# trying out the strobist techniques



## Nate_Smith (Jan 6, 2009)

This is Jessica my girl and mother of my 8 month old we are just goofing off with 2 strobes some stands a snoot and some poverty wizards. Any CC is appreciated 





here is another one i need to put it back in ps and lighten in up looks a little dark at second glance


----------



## jlykins (Jan 6, 2009)

Little red X's my friend...


----------



## Nate_Smith (Jan 6, 2009)

sorry about that photobucket was acting up it is fixed now btw how do you find the direct link on flickr


----------



## AlfromLA (Jan 6, 2009)

Kinda dark.


----------



## Kegger (Jan 6, 2009)

Good technique, and composition. 

But they are underexposed.

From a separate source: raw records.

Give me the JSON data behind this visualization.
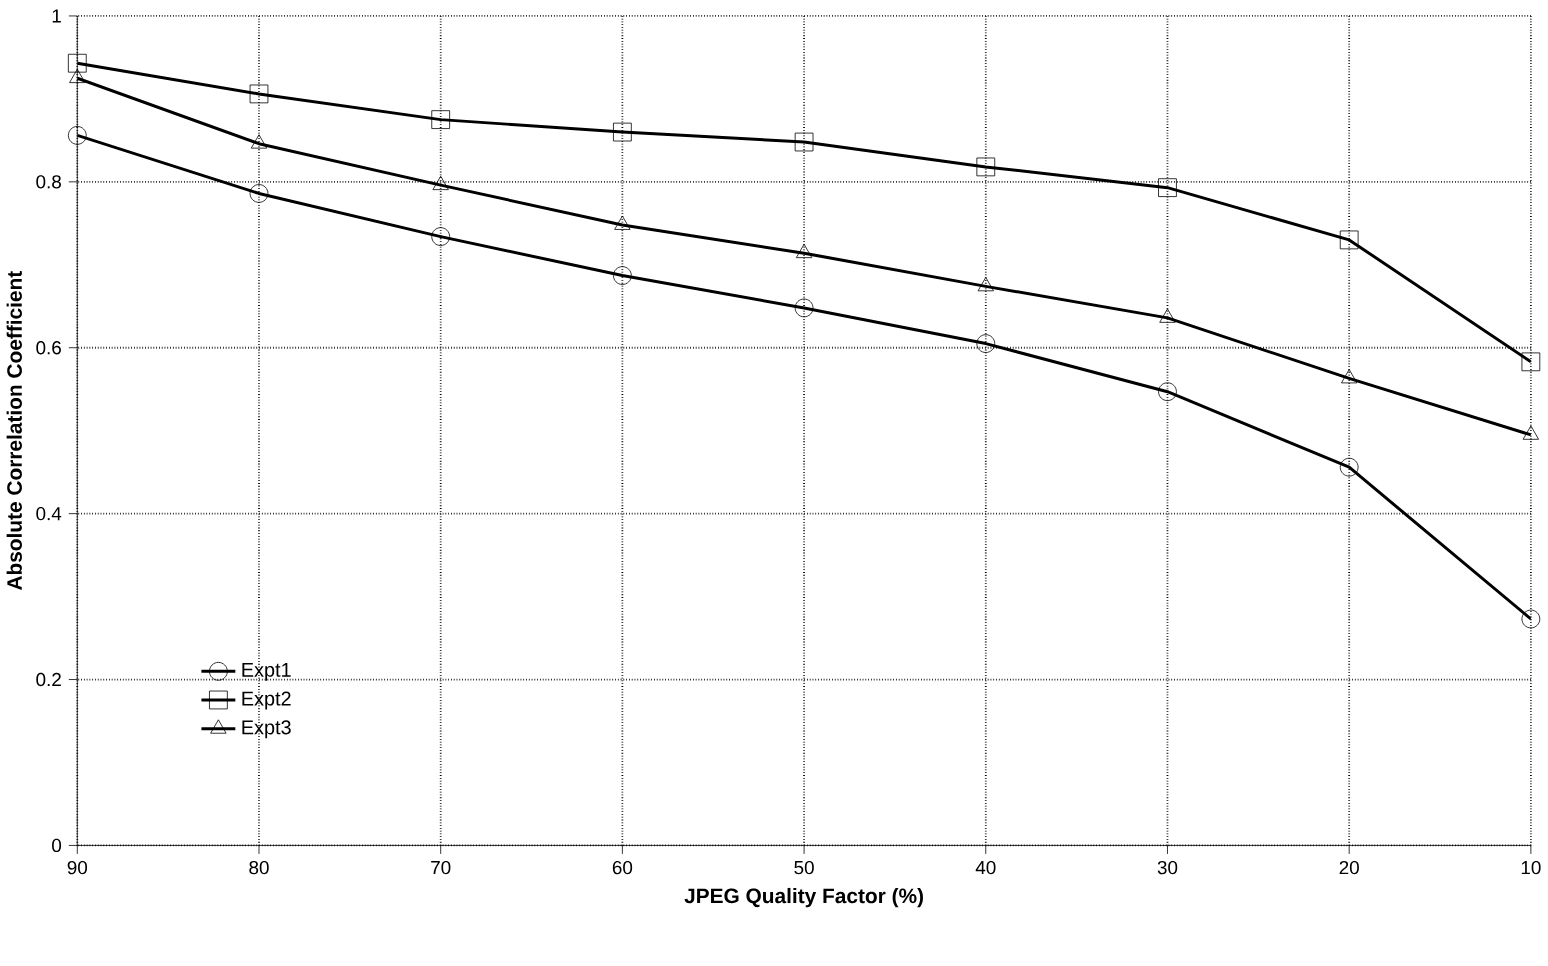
{
  "chart_data": {
    "type": "line",
    "xlabel": "JPEG Quality Factor  (%)",
    "ylabel": "Absolute Correlation Coefficient",
    "x": [
      90,
      80,
      70,
      60,
      50,
      40,
      30,
      20,
      10
    ],
    "xlim": [
      90,
      10
    ],
    "xticks": [
      90,
      80,
      70,
      60,
      50,
      40,
      30,
      20,
      10
    ],
    "ylim": [
      0,
      1
    ],
    "yticks": [
      0,
      0.2,
      0.4,
      0.6,
      0.8,
      1
    ],
    "grid": true,
    "legend": "bottom left",
    "line_style": "solid",
    "series": [
      {
        "name": "Expt1",
        "color": "#000000",
        "marker": "circle",
        "values": [
          0.856,
          0.786,
          0.734,
          0.687,
          0.648,
          0.605,
          0.547,
          0.456,
          0.273
        ]
      },
      {
        "name": "Expt2",
        "color": "#000000",
        "marker": "square",
        "values": [
          0.943,
          0.906,
          0.875,
          0.86,
          0.848,
          0.818,
          0.793,
          0.73,
          0.583
        ]
      },
      {
        "name": "Expt3",
        "color": "#000000",
        "marker": "triangle",
        "values": [
          0.925,
          0.846,
          0.796,
          0.748,
          0.714,
          0.674,
          0.636,
          0.563,
          0.495
        ]
      }
    ]
  }
}
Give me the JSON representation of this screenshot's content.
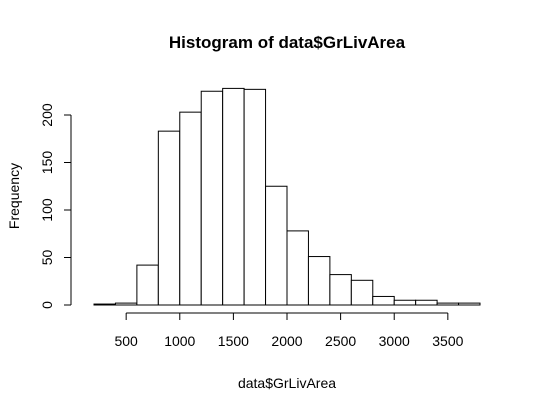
{
  "chart_data": {
    "type": "bar",
    "title": "Histogram of data$GrLivArea",
    "xlabel": "data$GrLivArea",
    "ylabel": "Frequency",
    "bins": [
      {
        "x0": 200,
        "x1": 400,
        "count": 1
      },
      {
        "x0": 400,
        "x1": 600,
        "count": 2
      },
      {
        "x0": 600,
        "x1": 800,
        "count": 42
      },
      {
        "x0": 800,
        "x1": 1000,
        "count": 183
      },
      {
        "x0": 1000,
        "x1": 1200,
        "count": 203
      },
      {
        "x0": 1200,
        "x1": 1400,
        "count": 225
      },
      {
        "x0": 1400,
        "x1": 1600,
        "count": 228
      },
      {
        "x0": 1600,
        "x1": 1800,
        "count": 227
      },
      {
        "x0": 1800,
        "x1": 2000,
        "count": 125
      },
      {
        "x0": 2000,
        "x1": 2200,
        "count": 78
      },
      {
        "x0": 2200,
        "x1": 2400,
        "count": 51
      },
      {
        "x0": 2400,
        "x1": 2600,
        "count": 32
      },
      {
        "x0": 2600,
        "x1": 2800,
        "count": 26
      },
      {
        "x0": 2800,
        "x1": 3000,
        "count": 9
      },
      {
        "x0": 3000,
        "x1": 3200,
        "count": 5
      },
      {
        "x0": 3200,
        "x1": 3400,
        "count": 5
      },
      {
        "x0": 3400,
        "x1": 3600,
        "count": 2
      },
      {
        "x0": 3600,
        "x1": 3800,
        "count": 2
      }
    ],
    "xlim": [
      200,
      3800
    ],
    "ylim": [
      0,
      228
    ],
    "x_ticks": [
      500,
      1000,
      1500,
      2000,
      2500,
      3000,
      3500
    ],
    "x_tick_labels": [
      "500",
      "1000",
      "1500",
      "2000",
      "2500",
      "3000",
      "3500"
    ],
    "y_ticks": [
      0,
      50,
      100,
      150,
      200
    ],
    "y_tick_labels": [
      "0",
      "50",
      "100",
      "150",
      "200"
    ],
    "grid": false,
    "bar_fill": "#ffffff",
    "bar_stroke": "#000000"
  }
}
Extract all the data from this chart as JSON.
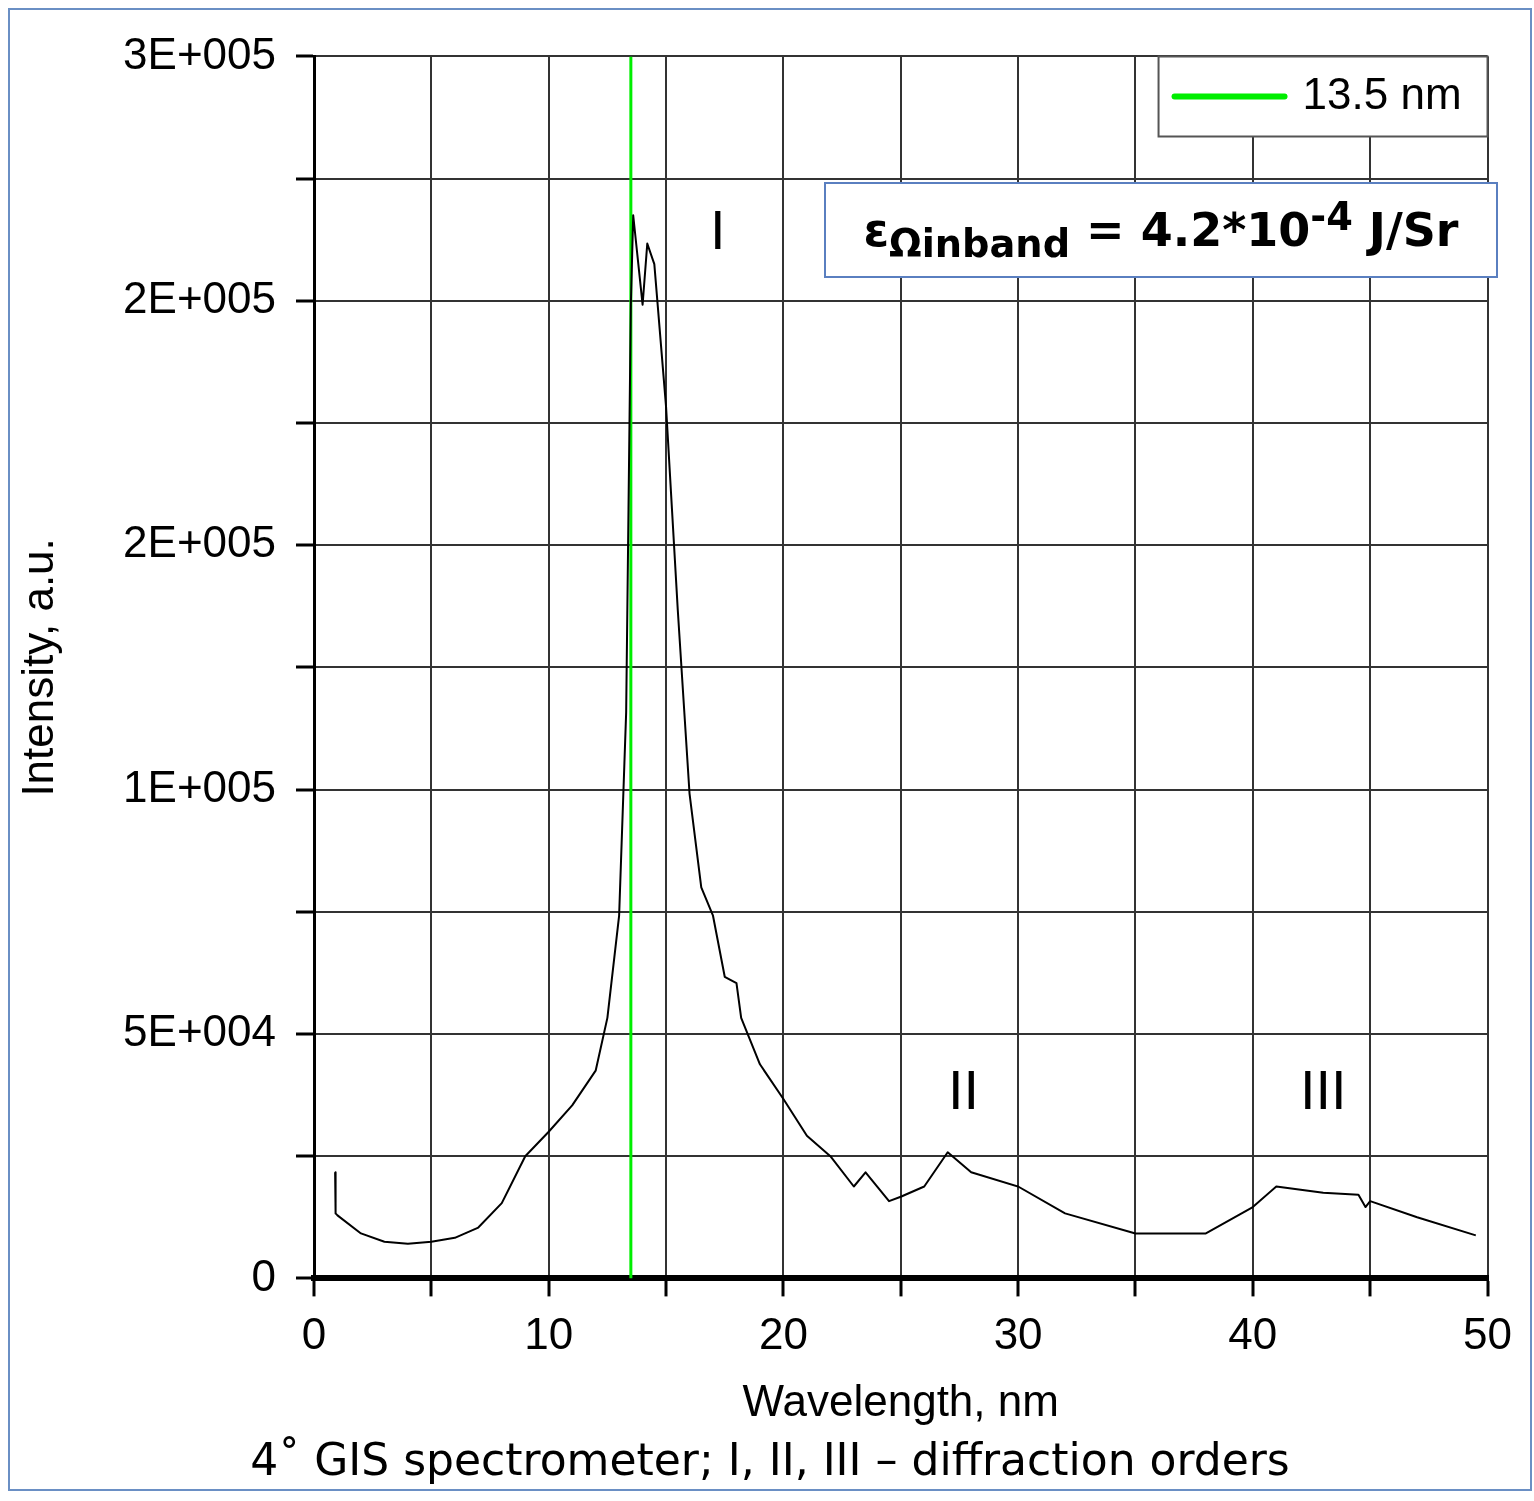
{
  "chart_data": {
    "type": "line",
    "xlabel": "Wavelength, nm",
    "ylabel": "Intensity, a.u.",
    "xlim": [
      0,
      50
    ],
    "ylim": [
      0,
      250000
    ],
    "xticks": [
      0,
      {
        "value": 5,
        "label": null
      },
      10,
      {
        "value": 15,
        "label": null
      },
      20,
      {
        "value": 25,
        "label": null
      },
      30,
      {
        "value": 35,
        "label": null
      },
      40,
      {
        "value": 45,
        "label": null
      },
      50
    ],
    "yticks": [
      0,
      {
        "value": 25000,
        "label": null
      },
      {
        "value": 50000,
        "label": "5E+004"
      },
      {
        "value": 75000,
        "label": null
      },
      {
        "value": 100000,
        "label": "1E+005"
      },
      {
        "value": 125000,
        "label": null
      },
      {
        "value": 150000,
        "label": "2E+005"
      },
      {
        "value": 175000,
        "label": null
      },
      {
        "value": 200000,
        "label": "2E+005"
      },
      {
        "value": 225000,
        "label": null
      },
      {
        "value": 250000,
        "label": "3E+005"
      }
    ],
    "grid": true,
    "legend": "top right",
    "series": [
      {
        "color": "#000000",
        "x": [
          0.9,
          0.92,
          1,
          2,
          3,
          4,
          5,
          6,
          7,
          8,
          9,
          10,
          11,
          12,
          12.5,
          13,
          13.3,
          13.5,
          13.6,
          14,
          14.2,
          14.5,
          15,
          15.5,
          16,
          16.5,
          17,
          17.5,
          18,
          18.2,
          19,
          20,
          21,
          22,
          23,
          23.5,
          24.5,
          25,
          26,
          27,
          28,
          30,
          32,
          35,
          38,
          40,
          41,
          43,
          44.5,
          44.8,
          45,
          47,
          49.5
        ],
        "values": [
          21700,
          13300,
          12900,
          9200,
          7500,
          7100,
          7500,
          8300,
          10400,
          15400,
          25000,
          30000,
          35400,
          42500,
          53300,
          74200,
          115800,
          199200,
          217500,
          199200,
          211700,
          207500,
          178300,
          136700,
          99200,
          80000,
          74200,
          61700,
          60400,
          53300,
          43800,
          36700,
          29200,
          25000,
          18800,
          21700,
          15800,
          16700,
          18800,
          25800,
          21700,
          18800,
          13300,
          9200,
          9200,
          14600,
          18800,
          17500,
          17100,
          14600,
          15800,
          12500,
          8800
        ]
      },
      {
        "name": "13.5 nm",
        "color": "#00ee00",
        "x": [
          13.5,
          13.5
        ],
        "values": [
          0,
          250000
        ]
      }
    ],
    "annotations": [
      "I",
      "II",
      "III",
      "ε$_{Ωinband}$ = 4.2*10$^{-4}$ J/Sr",
      "4˚ GIS spectrometer; I, II, III – diffraction orders"
    ]
  }
}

Drop the aperture a few stops, and focus on her face. In #1 it's front focused due to natural anatomical structure, lol. So her face is OOF. #2 looks a little to strained/serious. 

Just my .02


----------



## jlykins (Jan 6, 2009)

Agreed that they need to be lightened.  I would say that you picked a good looking mother for you child, and a nice posing/setup


----------



## Nate_Smith (Jan 6, 2009)

yeah the anatomical structure does make it hard to af with her ha ha never thought big boobs would cause me any problems but hey for as many pros as i can think of one con is not too bad yeah i think next go round i might slow down the shutter and open up a bit maybe turn up the strobes a stop


----------



## Flash Harry (Jan 7, 2009)

buy a lightmeter, get it right first time. H


----------



## AlfromLA (Jan 7, 2009)

Nate_Smith said:


> yeah the anatomical structure does make it hard to af with her ha ha never thought big boobs would cause me any problems but hey for as many pros as i can think of one con is not too bad yeah i think next go round i might slow down the shutter and open up a bit maybe turn up the strobes a stop



But she has nice boobs & what else is more important?


----------